L: Yashar party chair Gadi Eisenkot, on November 1, 2025. (Moshe Shai/Flash90) R: Prime Minister Benjamin Netanyahu speaks at the Jewish News Syndicate conference in Jerusalem, on June 21, 2026. (Chaim Goldberg/Flash90)

Poll shows Eisenkot with significant lead over Netanyahu as preferred PM; Knesset blocs static

TV survey says former IDF chief’s Yashar party would get the most votes if election held now, though together with rest of the anti-Netanyahu bloc would lack a parliamentary majority without Arab party support

by · The Times of Israel

A new television poll aired Monday showed Prime Minister Benjamin Netanyahu trailing his foremost challenger, former IDF chief Gadi Eisenkot, by a significant margin, with 43% of Israeli voters saying they prefer Eisenkot as prime minister versus 34% for the sitting premier.

Israel does not, however, hold a direct vote for prime minister, and the Channel 12 news survey ahead of the October 27 Knesset election showed the pro- and anti-Netanyahu blocs in about the same position they have been in for months. The anti-Netanyahu bloc would win 59 seats in the 120-seat Knesset, short of a 61-seat majority, while the pro-Netanyahu bloc would win 51. Arab parties, which have largely not joined Israel’s coalition governments, would win the remaining 10 seats.

Still, Eisenkot’s lead over Netanyahu in the poll asking who is better suited to lead the country pointed to the prime minister’s declining popularity while also signaling that Eisenkot was cementing his position as the leader of the anti-Netanyahu camp, with several other recent surveys showing his party would receive the most votes if elections were held today.
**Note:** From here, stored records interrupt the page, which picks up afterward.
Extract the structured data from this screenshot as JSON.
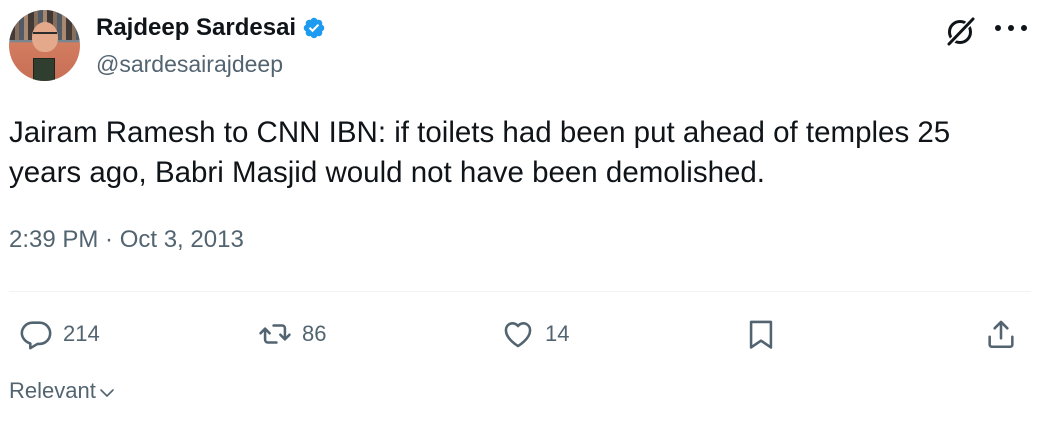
{
  "author": {
    "name": "Rajdeep Sardesai",
    "handle": "@sardesairajdeep",
    "verified": true
  },
  "tweet": {
    "text": "Jairam Ramesh to CNN IBN: if toilets had been put ahead of temples 25\nyears ago, Babri Masjid would not have been demolished.",
    "timestamp": "2:39 PM · Oct 3, 2013"
  },
  "actions": {
    "replies": "214",
    "reposts": "86",
    "likes": "14"
  },
  "sort": {
    "label": "Relevant"
  },
  "colors": {
    "text": "#0f1419",
    "secondary": "#536471",
    "verified": "#1d9bf0",
    "divider": "#eff3f4"
  },
  "icons": [
    "grok-icon",
    "more-icon",
    "verified-badge-icon",
    "reply-icon",
    "repost-icon",
    "like-icon",
    "bookmark-icon",
    "share-icon",
    "chevron-down-icon"
  ]
}
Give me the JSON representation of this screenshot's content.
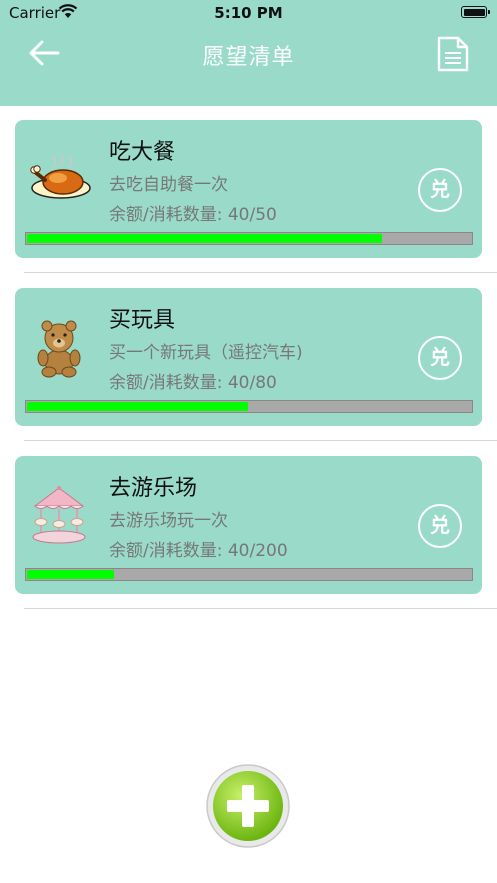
{
  "status_bar": {
    "carrier": "Carrier",
    "time": "5:10 PM"
  },
  "nav": {
    "title": "愿望清单"
  },
  "wishes": [
    {
      "icon": "roast-chicken-icon",
      "name": "吃大餐",
      "description": "去吃自助餐一次",
      "quantity_label": "余额/消耗数量: 40/50",
      "redeem_label": "兑",
      "progress": 0.8
    },
    {
      "icon": "teddy-bear-icon",
      "name": "买玩具",
      "description": "买一个新玩具（遥控汽车)",
      "quantity_label": "余额/消耗数量: 40/80",
      "redeem_label": "兑",
      "progress": 0.5
    },
    {
      "icon": "carousel-icon",
      "name": "去游乐场",
      "description": "去游乐场玩一次",
      "quantity_label": "余额/消耗数量: 40/200",
      "redeem_label": "兑",
      "progress": 0.2
    }
  ],
  "colors": {
    "theme": "#99dbc8",
    "progress_fill": "#00ff00",
    "progress_track": "#a9a9a9",
    "add_button": "#7ed321"
  }
}
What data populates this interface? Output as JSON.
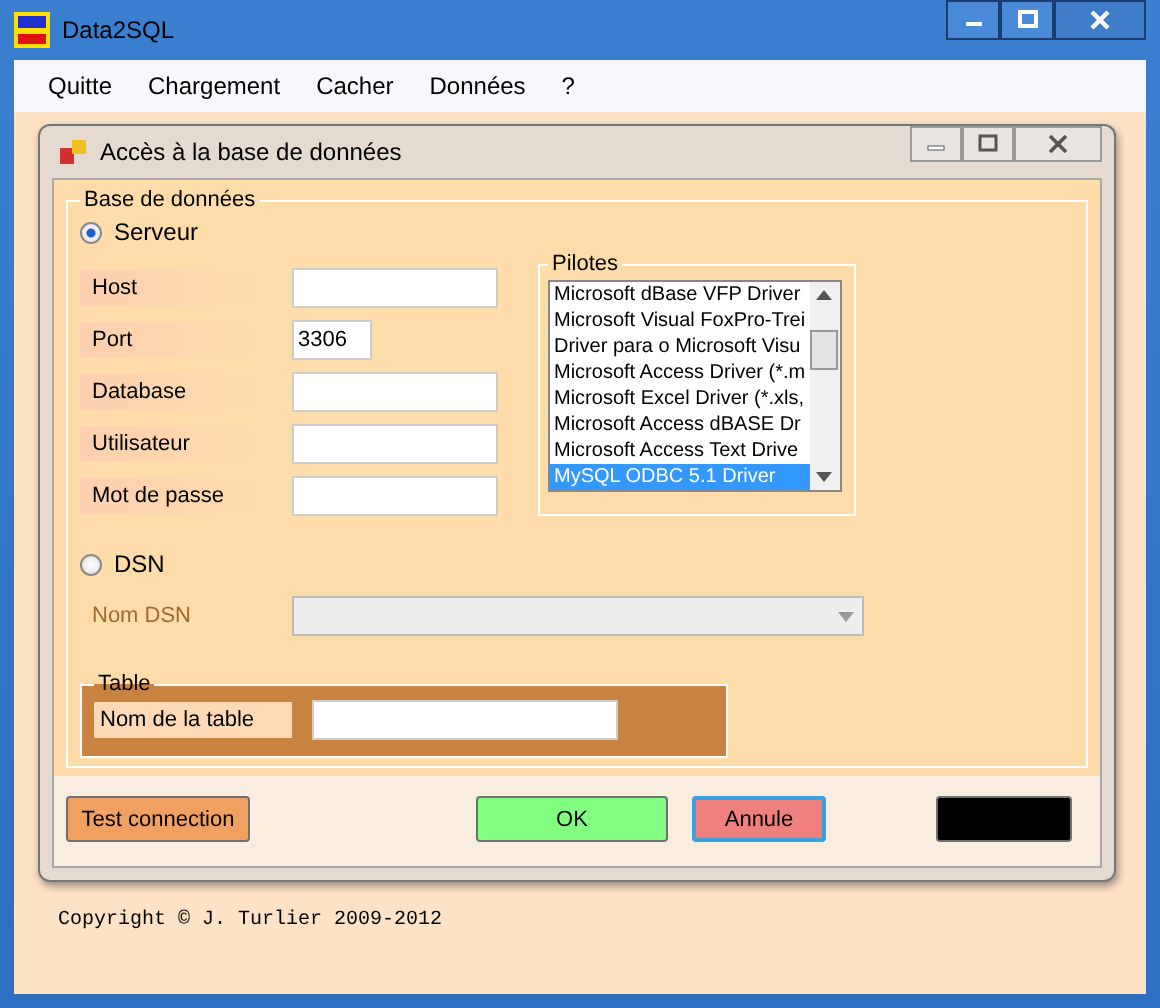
{
  "window": {
    "title": "Data2SQL"
  },
  "menu": [
    {
      "label": "Quitte"
    },
    {
      "label": "Chargement"
    },
    {
      "label": "Cacher"
    },
    {
      "label": "Données"
    },
    {
      "label": "?"
    }
  ],
  "dialog": {
    "title": "Accès à la base de données",
    "database_group": {
      "title": "Base de données",
      "server_option": {
        "label": "Serveur",
        "selected": true
      },
      "fields": [
        {
          "label": "Host",
          "kind": "text"
        },
        {
          "label": "Port",
          "value": "3306",
          "kind": "number"
        },
        {
          "label": "Database",
          "kind": "text"
        },
        {
          "label": "Utilisateur",
          "kind": "text"
        },
        {
          "label": "Mot de passe",
          "kind": "text"
        }
      ],
      "drivers": {
        "title": "Pilotes",
        "items": [
          {
            "label": "Microsoft dBase VFP Driver",
            "selected": false
          },
          {
            "label": "Microsoft Visual FoxPro-Trei",
            "selected": false
          },
          {
            "label": "Driver para o Microsoft Visu",
            "selected": false
          },
          {
            "label": "Microsoft Access Driver (*.m",
            "selected": false
          },
          {
            "label": "Microsoft Excel Driver (*.xls,",
            "selected": false
          },
          {
            "label": "Microsoft Access dBASE Dr",
            "selected": false
          },
          {
            "label": "Microsoft Access Text Drive",
            "selected": false
          },
          {
            "label": "MySQL ODBC 5.1 Driver",
            "selected": true
          }
        ]
      },
      "dsn_option": {
        "label": "DSN",
        "selected": false
      },
      "dsn_field": {
        "label": "Nom DSN",
        "disabled": true
      }
    },
    "table_group": {
      "title": "Table",
      "field": {
        "label": "Nom de la table"
      }
    },
    "buttons": [
      {
        "label": "Test connection",
        "color": "#f0a060",
        "focused": false
      },
      {
        "label": "OK",
        "color": "#80ff80",
        "focused": false
      },
      {
        "label": "Annule",
        "color": "#f08080",
        "focused": true
      },
      {
        "color": "#000000",
        "focused": false
      }
    ]
  },
  "copyright": "Copyright ©  J. Turlier 2009-2012"
}
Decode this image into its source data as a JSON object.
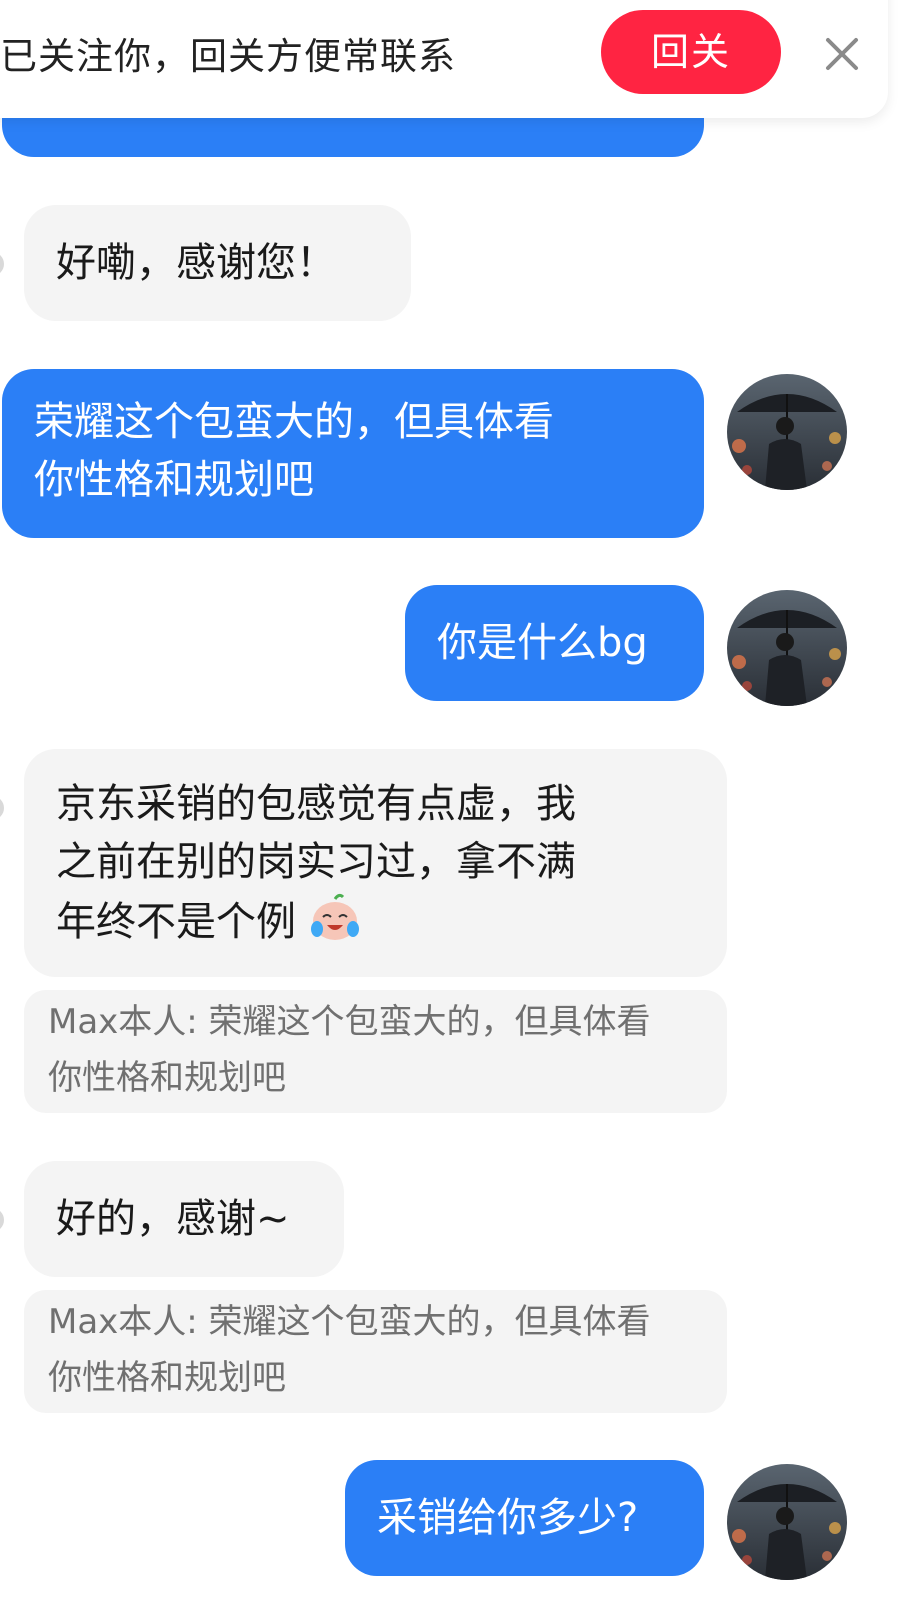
{
  "banner": {
    "text": "已关注你，回关方便常联系",
    "follow_button": "回关",
    "close_icon": "close-icon",
    "accent_color": "#ff2442"
  },
  "messages": [
    {
      "from": "me",
      "text": ""
    },
    {
      "from": "other",
      "text": "好嘞，感谢您！"
    },
    {
      "from": "me",
      "lines": [
        "荣耀这个包蛮大的，但具体看",
        "你性格和规划吧"
      ]
    },
    {
      "from": "me",
      "text": "你是什么bg"
    },
    {
      "from": "other",
      "lines": [
        "京东采销的包感觉有点虚，我",
        "之前在别的岗实习过，拿不满",
        "年终不是个例"
      ],
      "emoji": "crying-laughing-emoji",
      "quote": {
        "lines": [
          "Max本人: 荣耀这个包蛮大的，但具体看",
          "你性格和规划吧"
        ]
      }
    },
    {
      "from": "other",
      "text": "好的，感谢~",
      "quote": {
        "lines": [
          "Max本人: 荣耀这个包蛮大的，但具体看",
          "你性格和规划吧"
        ]
      }
    },
    {
      "from": "me",
      "text": "采销给你多少?"
    }
  ],
  "colors": {
    "sent_bubble": "#2b7ff6",
    "received_bubble": "#f4f4f4"
  }
}
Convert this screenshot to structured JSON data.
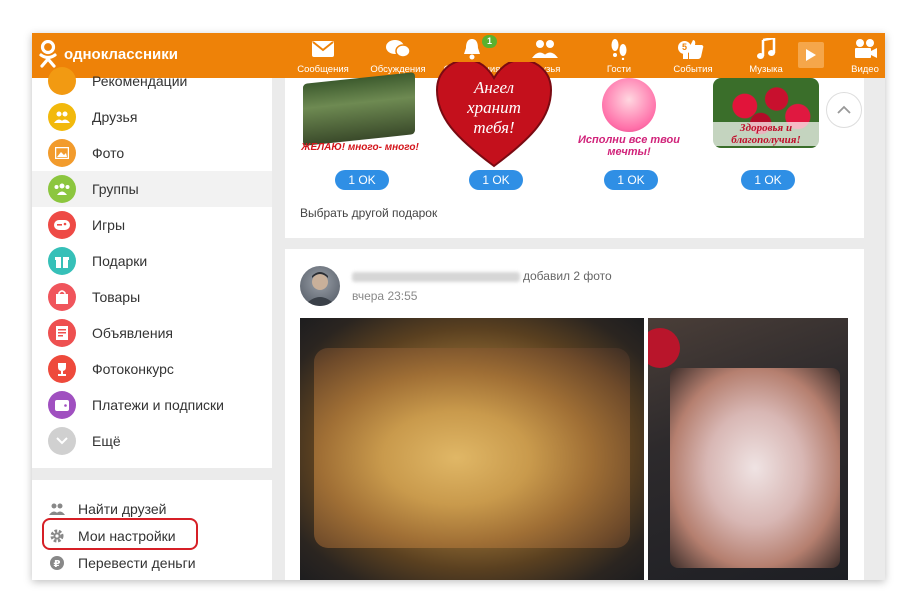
{
  "app": {
    "name": "одноклассники"
  },
  "nav": [
    {
      "label": "Сообщения",
      "icon": "envelope-icon"
    },
    {
      "label": "Обсуждения",
      "icon": "chat-bubbles-icon"
    },
    {
      "label": "Оповещения",
      "icon": "bell-icon",
      "badge": "1"
    },
    {
      "label": "Друзья",
      "icon": "friends-icon"
    },
    {
      "label": "Гости",
      "icon": "footprints-icon"
    },
    {
      "label": "События",
      "icon": "thumbs-up-icon",
      "badge": "5"
    },
    {
      "label": "Музыка",
      "icon": "music-note-icon"
    },
    {
      "label": "Видео",
      "icon": "video-camera-icon"
    }
  ],
  "sidebar": {
    "items": [
      {
        "label": "Рекомендации",
        "color": "#f29a12"
      },
      {
        "label": "Друзья",
        "color": "#f2b90c"
      },
      {
        "label": "Фото",
        "color": "#f29b2c"
      },
      {
        "label": "Группы",
        "color": "#8cc63f"
      },
      {
        "label": "Игры",
        "color": "#ee4a45"
      },
      {
        "label": "Подарки",
        "color": "#36c0b8"
      },
      {
        "label": "Товары",
        "color": "#f0555c"
      },
      {
        "label": "Объявления",
        "color": "#ee5050"
      },
      {
        "label": "Фотоконкурс",
        "color": "#ee4a3c"
      },
      {
        "label": "Платежи и подписки",
        "color": "#a050c0"
      },
      {
        "label": "Ещё",
        "color": "#d0d0d0"
      }
    ],
    "links": [
      {
        "label": "Найти друзей",
        "icon": "people-icon"
      },
      {
        "label": "Мои настройки",
        "icon": "gear-icon"
      },
      {
        "label": "Перевести деньги",
        "icon": "ruble-icon"
      }
    ]
  },
  "gifts": {
    "items": [
      {
        "caption": "ЖЕЛАЮ! много- много!",
        "button": "1 OK"
      },
      {
        "caption": "Ангел хранит тебя!",
        "button": "1 OK"
      },
      {
        "caption": "Исполни все твои мечты!",
        "button": "1 OK"
      },
      {
        "caption": "Здоровья и благополучия!",
        "button": "1 OK"
      }
    ],
    "choose_other": "Выбрать другой подарок"
  },
  "post": {
    "action": "добавил 2 фото",
    "time": "вчера 23:55"
  }
}
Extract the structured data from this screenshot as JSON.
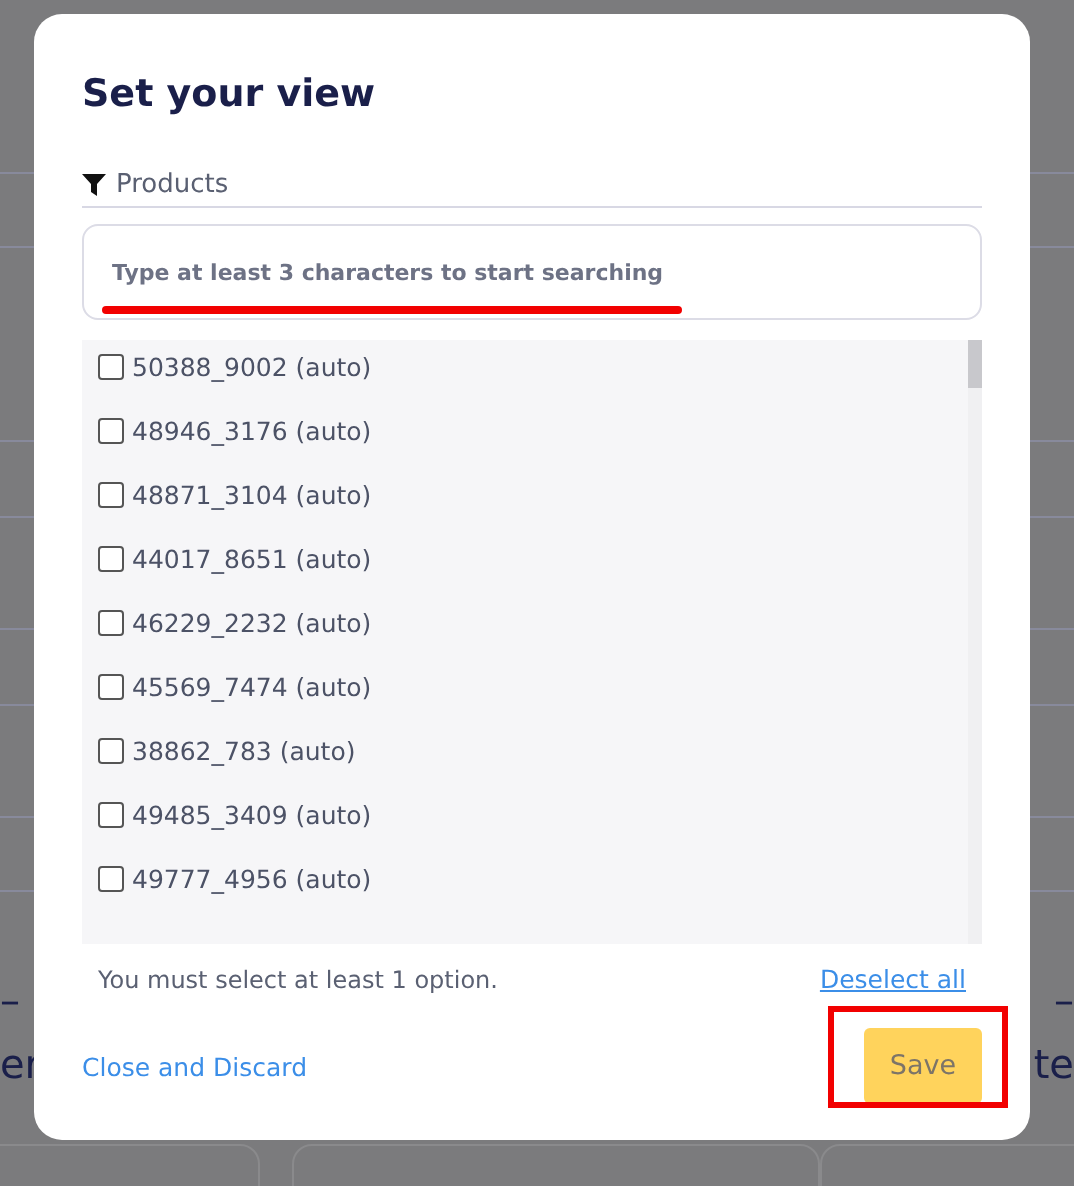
{
  "background": {
    "fragments": [
      {
        "dash": "–",
        "text": "er"
      },
      {
        "dash": "–",
        "text": "te"
      }
    ]
  },
  "dialog": {
    "title": "Set your view",
    "filter": {
      "label": "Products"
    },
    "search": {
      "placeholder": "Type at least 3 characters to start searching",
      "highlighted": true
    },
    "options": [
      {
        "label": "50388_9002 (auto)",
        "checked": false
      },
      {
        "label": "48946_3176 (auto)",
        "checked": false
      },
      {
        "label": "48871_3104 (auto)",
        "checked": false
      },
      {
        "label": "44017_8651 (auto)",
        "checked": false
      },
      {
        "label": "46229_2232 (auto)",
        "checked": false
      },
      {
        "label": "45569_7474 (auto)",
        "checked": false
      },
      {
        "label": "38862_783 (auto)",
        "checked": false
      },
      {
        "label": "49485_3409 (auto)",
        "checked": false
      },
      {
        "label": "49777_4956 (auto)",
        "checked": false
      }
    ],
    "hint": "You must select at least 1 option.",
    "deselect_all": "Deselect all",
    "close": "Close and Discard",
    "save": {
      "label": "Save",
      "disabled": true,
      "highlighted": true
    }
  }
}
Another candidate seeking to replace Netanyahu, former prime minister Naftali Bennett, garnered 35% in a head-to-head poll, behind the premier’s 37%.

Turning to parties, the poll found that Eisenkot’s Yashar would win the most seats, 23, followed by Netanyahu’s Likud at 22. Bennett’s center-right opposition party, Together, would win 16.

The left-wing Democrats and hawkish Yisrael Beytenu, both anti-Netanyahu, would each win 10 seats. The Haredi Shas and United Torah Judaism parties, as well as the far-right Otzma Yehudit, all pro-Netanyahu, would win eight each, according to the poll. Rounding out the pro-Netanyahu camp, the far-right Religious Zionism party would win five seats. The two Arab parties, Hadash-Ta’al and Ra’am, would also each win five.

A few additional center-right factions would fall short of entering the Knesset, the poll showed.

A plenum session at the assembly hall of the Knesset in Jerusalem, July 8, 2026. (Yonatan Sindel/Flash90)

The Channel 12 poll also asked how the Hamas-led October 7, 2023, influenced voters’ political stances, with 38% saying they moved to the right after the terror onslaught, while 49% reported no change in their political leanings. Seven percent said they moved to the left.

Additionally, the survey included a question on whether voters back Netanyahu’s deal with Haredi parties to pass laws defining Torah study as a “foundational value” and freezing arrests of draft evaders in exchange for their support of legislation that would significantly weaken the powers of the attorney general and give the government control over appointing a commission to investigate the failures surrounding the October 7, 2023, as well as a media overhaul bill.

Sixty-two percent of poll respondents said they opposed the deal, with 22% in favor and the remainder not knowing. Among coalition voters, 18% reported opposing the deal, a figure that skyrocketed to 95% among opposition voters.

The survey for the network was conducted by pollster Manu Geva’s Midgam firm and included 509 participants, with a 4.4% margin of error.